CFTC Issues RFI on Identifying Regulations to Facilitate Innovation and Competition for Fintech Firms
The CFTC just opened the door to a conversation Wall Street would rather not have.
Julian Vance, Chief Business Columnist·updated June 22, 2026

What the RFI Actually Wants
Let me translate this for you. Executive Order 14405 — yes, another one — now compels federal financial regulators to audit their own rulebooks for barriers to innovation and competition. The CFTC's response is a formal RFI, but the underlying question cuts deeper: are existing regulations written for the convenience of incumbents? The Commission explicitly flags "overly burdensome requirements that primarily benefit" legacy players. That's not subtle language for a federal regulator. The RFI covers registration and authorization pathways for fintech firms, how emerging companies partner with CFTC-regulated entities, and where current "tolerances and guardrails" need recalibrating. In practice, this is the derivatives regulator admitting the plumbing might be broken.
Digital Assets and the Registration Bottleneck
The piece that should have every crypto-derivatives startup paying attention: the CFTC is signaling it wants to facilitate "broader integration of digital assets and fintech solutions" into its regulated markets. Registration pathways are front and center. For years, the friction of getting authorized in this space has been a moat — not a safety net, a moat — protecting incumbents from new entrants who simply can't burn eighteen months and seven figures navigating the process. If this RFI produces actionable guidance, we could see streamlined paths that shift the competitive landscape. That's a big "if," but the intent is at least on paper now.

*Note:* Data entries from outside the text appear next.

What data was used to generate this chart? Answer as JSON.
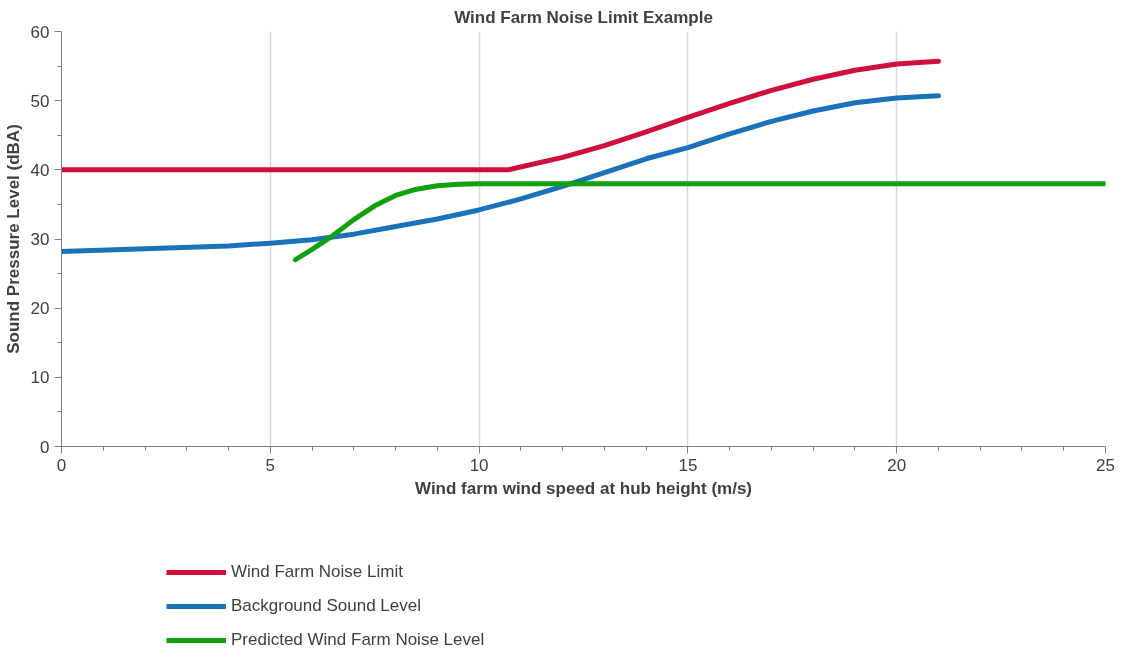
{
  "chart_data": {
    "type": "line",
    "title": "Wind Farm Noise Limit Example",
    "xlabel": "Wind farm wind speed at hub height (m/s)",
    "ylabel": "Sound Pressure Level (dBA)",
    "xlim": [
      0,
      25
    ],
    "ylim": [
      0,
      60
    ],
    "xticks": [
      0,
      5,
      10,
      15,
      20,
      25
    ],
    "yticks": [
      0,
      10,
      20,
      30,
      40,
      50,
      60
    ],
    "grid": "x",
    "legend": "bottom",
    "line_style": "solid",
    "marker": "none",
    "series": [
      {
        "name": "Wind Farm Noise Limit",
        "color": "#d0103a",
        "x": [
          0,
          2,
          4,
          6,
          8,
          10,
          10.7,
          12,
          13,
          14,
          15,
          16,
          17,
          18,
          19,
          20,
          21
        ],
        "values": [
          40,
          40,
          40,
          40,
          40,
          40,
          40,
          41.8,
          43.5,
          45.5,
          47.6,
          49.6,
          51.5,
          53.1,
          54.4,
          55.3,
          55.7
        ]
      },
      {
        "name": "Background Sound Level",
        "color": "#1a72bb",
        "x": [
          0,
          2,
          4,
          5,
          6,
          7,
          8,
          9,
          10,
          11,
          12,
          13,
          14,
          15,
          16,
          17,
          18,
          19,
          20,
          21
        ],
        "values": [
          28.2,
          28.6,
          29.0,
          29.4,
          29.9,
          30.7,
          31.8,
          32.9,
          34.2,
          35.8,
          37.6,
          39.6,
          41.6,
          43.2,
          45.2,
          47.0,
          48.5,
          49.7,
          50.4,
          50.7
        ]
      },
      {
        "name": "Predicted Wind Farm Noise Level",
        "color": "#10a010",
        "x": [
          5.6,
          6,
          6.5,
          7,
          7.5,
          8,
          8.5,
          9,
          9.5,
          10,
          25
        ],
        "values": [
          27.0,
          28.5,
          30.5,
          32.8,
          34.8,
          36.3,
          37.2,
          37.7,
          37.9,
          38,
          38
        ]
      }
    ]
  }
}
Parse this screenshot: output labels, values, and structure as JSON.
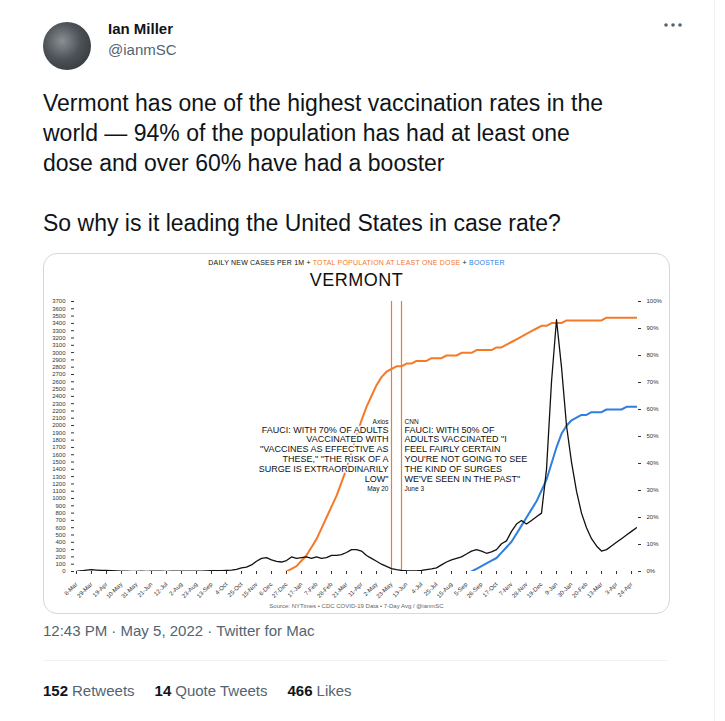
{
  "tweet": {
    "author": "Ian Miller",
    "handle": "@ianmSC",
    "paragraphs": [
      [
        "Vermont has one of the highest vaccination rates in the",
        "world — 94% of the population has had at least one",
        "dose and over 60% have had a booster"
      ],
      [
        "So why is it leading the United States in case rate?"
      ]
    ],
    "timestamp": "12:43 PM · May 5, 2022 · Twitter for Mac",
    "stats": [
      {
        "value": 152,
        "label": "Retweets"
      },
      {
        "value": 14,
        "label": "Quote Tweets"
      },
      {
        "value": 466,
        "label": "Likes"
      }
    ]
  },
  "chart_data": {
    "type": "line",
    "title": "VERMONT",
    "subtitle": "DAILY NEW CASES PER 1M + TOTAL POPULATION AT LEAST ONE DOSE + BOOSTER",
    "caption": "Source: NYTimes • CDC COVID-19 Data • 7-Day Avg / @ianmSC",
    "categories": [
      "8-Mar",
      null,
      null,
      "29-Mar",
      null,
      null,
      "19-Apr",
      null,
      null,
      "10-May",
      null,
      null,
      "31-May",
      null,
      null,
      "21-Jun",
      null,
      null,
      "12-Jul",
      null,
      null,
      "2-Aug",
      null,
      null,
      "23-Aug",
      null,
      null,
      "13-Sep",
      null,
      null,
      "4-Oct",
      null,
      null,
      "25-Oct",
      null,
      null,
      "15-Nov",
      null,
      null,
      "6-Dec",
      null,
      null,
      "27-Dec",
      null,
      null,
      "17-Jan",
      null,
      null,
      "7-Feb",
      null,
      null,
      "28-Feb",
      null,
      null,
      "21-Mar",
      null,
      null,
      "11-Apr",
      null,
      null,
      "2-May",
      null,
      null,
      "23-May",
      null,
      null,
      "13-Jun",
      null,
      null,
      "4-Jul",
      null,
      null,
      "25-Jul",
      null,
      null,
      "15-Aug",
      null,
      null,
      "5-Sep",
      null,
      null,
      "26-Sep",
      null,
      null,
      "17-Oct",
      null,
      null,
      "7-Nov",
      null,
      null,
      "28-Nov",
      null,
      null,
      "19-Dec",
      null,
      null,
      "9-Jan",
      null,
      null,
      "30-Jan",
      null,
      null,
      "20-Feb",
      null,
      null,
      "13-Mar",
      null,
      null,
      "3-Apr",
      null,
      null,
      "24-Apr",
      null
    ],
    "series": [
      {
        "name": "DAILY NEW CASES PER 1M",
        "color": "#111111",
        "values": [
          3,
          10,
          20,
          25,
          20,
          15,
          15,
          12,
          8,
          5,
          5,
          3,
          3,
          5,
          3,
          5,
          5,
          5,
          3,
          5,
          5,
          5,
          5,
          5,
          5,
          5,
          8,
          10,
          10,
          10,
          15,
          20,
          30,
          50,
          60,
          90,
          140,
          180,
          190,
          160,
          140,
          130,
          150,
          200,
          180,
          190,
          200,
          180,
          200,
          180,
          190,
          220,
          220,
          230,
          260,
          300,
          300,
          280,
          220,
          180,
          140,
          100,
          70,
          40,
          25,
          15,
          10,
          8,
          8,
          15,
          25,
          35,
          50,
          90,
          130,
          160,
          180,
          200,
          240,
          280,
          300,
          280,
          250,
          270,
          300,
          380,
          420,
          550,
          650,
          700,
          650,
          700,
          750,
          800,
          1400,
          2600,
          3450,
          2800,
          2000,
          1500,
          1100,
          800,
          600,
          450,
          350,
          280,
          300,
          350,
          400,
          450,
          500,
          550,
          600
        ]
      },
      {
        "name": "TOTAL POPULATION AT LEAST ONE DOSE",
        "color": "#f47a2a",
        "axis": "y2",
        "values": [
          null,
          null,
          null,
          null,
          null,
          null,
          null,
          null,
          null,
          null,
          null,
          null,
          null,
          null,
          null,
          null,
          null,
          null,
          null,
          null,
          null,
          null,
          null,
          null,
          null,
          null,
          null,
          null,
          null,
          null,
          null,
          null,
          null,
          null,
          null,
          null,
          null,
          null,
          null,
          null,
          null,
          null,
          0,
          1,
          2,
          4,
          6,
          9,
          12,
          16,
          20,
          24,
          28,
          33,
          38,
          44,
          50,
          56,
          61,
          65,
          69,
          72,
          74,
          75,
          76,
          76,
          77,
          77,
          78,
          78,
          78,
          79,
          79,
          79,
          80,
          80,
          80,
          81,
          81,
          81,
          82,
          82,
          82,
          82,
          83,
          83,
          84,
          85,
          86,
          87,
          88,
          89,
          90,
          91,
          91,
          92,
          92,
          92,
          93,
          93,
          93,
          93,
          93,
          93,
          93,
          93,
          94,
          94,
          94,
          94,
          94,
          94,
          94
        ]
      },
      {
        "name": "BOOSTER",
        "color": "#2e7fe0",
        "axis": "y2",
        "values": [
          null,
          null,
          null,
          null,
          null,
          null,
          null,
          null,
          null,
          null,
          null,
          null,
          null,
          null,
          null,
          null,
          null,
          null,
          null,
          null,
          null,
          null,
          null,
          null,
          null,
          null,
          null,
          null,
          null,
          null,
          null,
          null,
          null,
          null,
          null,
          null,
          null,
          null,
          null,
          null,
          null,
          null,
          null,
          null,
          null,
          null,
          null,
          null,
          null,
          null,
          null,
          null,
          null,
          null,
          null,
          null,
          null,
          null,
          null,
          null,
          null,
          null,
          null,
          null,
          null,
          null,
          null,
          null,
          null,
          null,
          null,
          null,
          null,
          null,
          null,
          null,
          null,
          null,
          null,
          0,
          1,
          2,
          3,
          4,
          5,
          7,
          9,
          11,
          14,
          17,
          20,
          23,
          26,
          30,
          34,
          40,
          46,
          51,
          54,
          56,
          57,
          58,
          58,
          59,
          59,
          59,
          60,
          60,
          60,
          60,
          61,
          61,
          61
        ]
      }
    ],
    "ylim": [
      0,
      3700
    ],
    "yticks": [
      0,
      100,
      200,
      300,
      400,
      500,
      600,
      700,
      800,
      900,
      1000,
      1100,
      1200,
      1300,
      1400,
      1500,
      1600,
      1700,
      1800,
      1900,
      2000,
      2100,
      2200,
      2300,
      2400,
      2500,
      2600,
      2700,
      2800,
      2900,
      3000,
      3100,
      3200,
      3300,
      3400,
      3500,
      3600,
      3700
    ],
    "y2lim": [
      0,
      100
    ],
    "y2ticks": [
      {
        "value": 0,
        "label": "0%"
      },
      {
        "value": 10,
        "label": "10%"
      },
      {
        "value": 20,
        "label": "20%"
      },
      {
        "value": 30,
        "label": "30%"
      },
      {
        "value": 40,
        "label": "40%"
      },
      {
        "value": 50,
        "label": "50%"
      },
      {
        "value": 60,
        "label": "60%"
      },
      {
        "value": 70,
        "label": "70%"
      },
      {
        "value": 80,
        "label": "80%"
      },
      {
        "value": 90,
        "label": "90%"
      },
      {
        "value": 100,
        "label": "100%"
      }
    ],
    "grid": false,
    "annotations": [
      {
        "source": "Axios",
        "date": "May 20",
        "x": 63,
        "color": "#f47a2a",
        "lines": [
          "FAUCI: WITH 70% OF ADULTS",
          "VACCINATED WITH",
          "\"VACCINES AS EFFECTIVE AS",
          "THESE,\" \"THE RISK OF A",
          "SURGE IS EXTRAORDINARILY",
          "LOW\""
        ]
      },
      {
        "source": "CNN",
        "date": "June 3",
        "x": 65,
        "color": "#f47a2a",
        "lines": [
          "FAUCI: WITH 50% OF",
          "ADULTS VACCINATED \"I",
          "FEEL FAIRLY CERTAIN",
          "YOU'RE NOT GOING TO SEE",
          "THE KIND OF SURGES",
          "WE'VE SEEN IN THE PAST\""
        ]
      }
    ]
  }
}
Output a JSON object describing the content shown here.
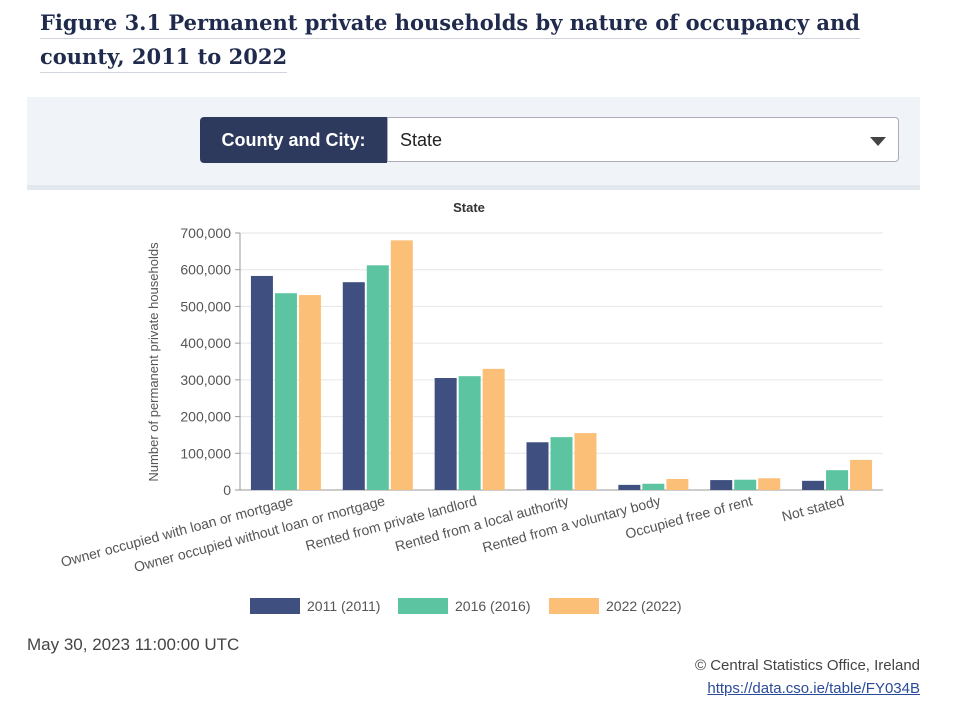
{
  "header": {
    "title": "Figure 3.1 Permanent private households by nature of occupancy and county, 2011 to 2022"
  },
  "selector": {
    "label": "County and City:",
    "value": "State"
  },
  "chart_data": {
    "type": "bar",
    "title": "State",
    "y_label": "Number of permanent private households",
    "categories": [
      "Owner occupied with loan or mortgage",
      "Owner occupied without loan or mortgage",
      "Rented from private landlord",
      "Rented from a local authority",
      "Rented from a voluntary body",
      "Occupied free of rent",
      "Not stated"
    ],
    "series": [
      {
        "name": "2011 (2011)",
        "color": "#3e4f80",
        "values": [
          583000,
          566000,
          305000,
          130000,
          14000,
          27000,
          25000
        ]
      },
      {
        "name": "2016 (2016)",
        "color": "#5cc4a0",
        "values": [
          536000,
          612000,
          310000,
          144000,
          17000,
          28000,
          54000
        ]
      },
      {
        "name": "2022 (2022)",
        "color": "#fbbf77",
        "values": [
          531000,
          680000,
          330000,
          155000,
          30000,
          32000,
          82000
        ]
      }
    ],
    "ylim": [
      0,
      700000
    ],
    "yticks": [
      0,
      {
        "value": 100000,
        "label": "100,000"
      },
      {
        "value": 200000,
        "label": "200,000"
      },
      {
        "value": 300000,
        "label": "300,000"
      },
      {
        "value": 400000,
        "label": "400,000"
      },
      {
        "value": 500000,
        "label": "500,000"
      },
      {
        "value": 600000,
        "label": "600,000"
      },
      {
        "value": 700000,
        "label": "700,000"
      }
    ],
    "grid": true
  },
  "footer": {
    "date": "May 30, 2023 11:00:00 UTC",
    "copyright": "© Central Statistics Office, Ireland",
    "link": "https://data.cso.ie/table/FY034B"
  }
}
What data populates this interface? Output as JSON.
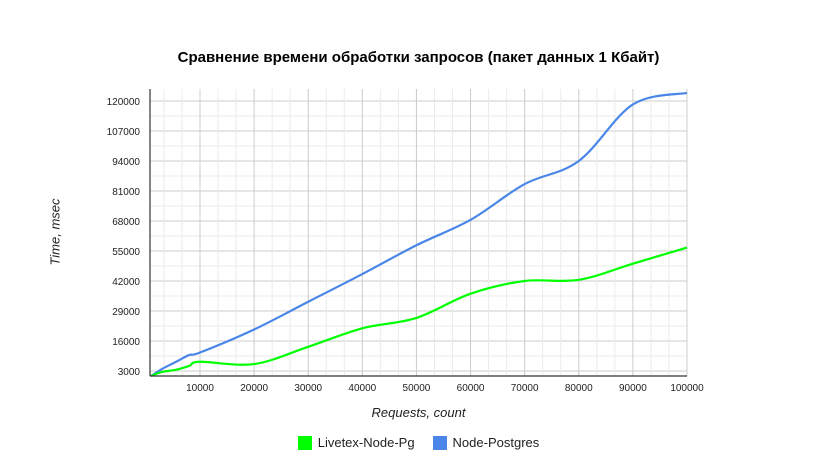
{
  "chart_data": {
    "type": "line",
    "title": "Сравнение времени обработки запросов (пакет данных 1 Кбайт)",
    "xlabel": "Requests, count",
    "ylabel": "Time, msec",
    "xlim": [
      760,
      100000
    ],
    "ylim": [
      833,
      125200
    ],
    "x_ticks": [
      10000,
      20000,
      30000,
      40000,
      50000,
      60000,
      70000,
      80000,
      90000,
      100000
    ],
    "y_ticks": [
      3000,
      16000,
      29000,
      42000,
      55000,
      68000,
      81000,
      94000,
      107000,
      120000
    ],
    "grid": true,
    "legend_position": "bottom",
    "x": [
      1000,
      3000,
      5500,
      8000,
      10000,
      20000,
      30000,
      40000,
      50000,
      60000,
      70000,
      80000,
      90000,
      100000
    ],
    "series": [
      {
        "name": "Livetex-Node-Pg",
        "color": "#00ff00",
        "values": [
          900,
          2600,
          3500,
          5200,
          7000,
          6000,
          13500,
          21500,
          26000,
          36500,
          42000,
          42500,
          49500,
          56500
        ]
      },
      {
        "name": "Node-Postgres",
        "color": "#4a86e8",
        "values": [
          900,
          3900,
          6900,
          9900,
          11000,
          21000,
          33000,
          45000,
          57500,
          68500,
          84000,
          94000,
          118500,
          123500
        ]
      }
    ]
  },
  "legend": {
    "items": [
      {
        "label": "Livetex-Node-Pg",
        "color": "#00ff00"
      },
      {
        "label": "Node-Postgres",
        "color": "#4a86e8"
      }
    ]
  }
}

What Practitioners Should Actually Do
Read the RFI. Seriously. It's public, it's short, and the comment window closes July 9. The Office of Advocacy at the SBA is actively tracking this for small and emerging firms — a signal that Washington recognizes the startup derivatives crowd has historically been voiceless in these proceedings. If your business model depends on CFTC authorization, market access, or a partnership with a regulated entity, submitting a concrete, specific comment is not optional — it's leverage. Regulatory agencies shape final rules based on who shows up. And in my experience watching these cycles since the Dodd-Frank era, the loudest voices in the room are rarely the ones building anything new.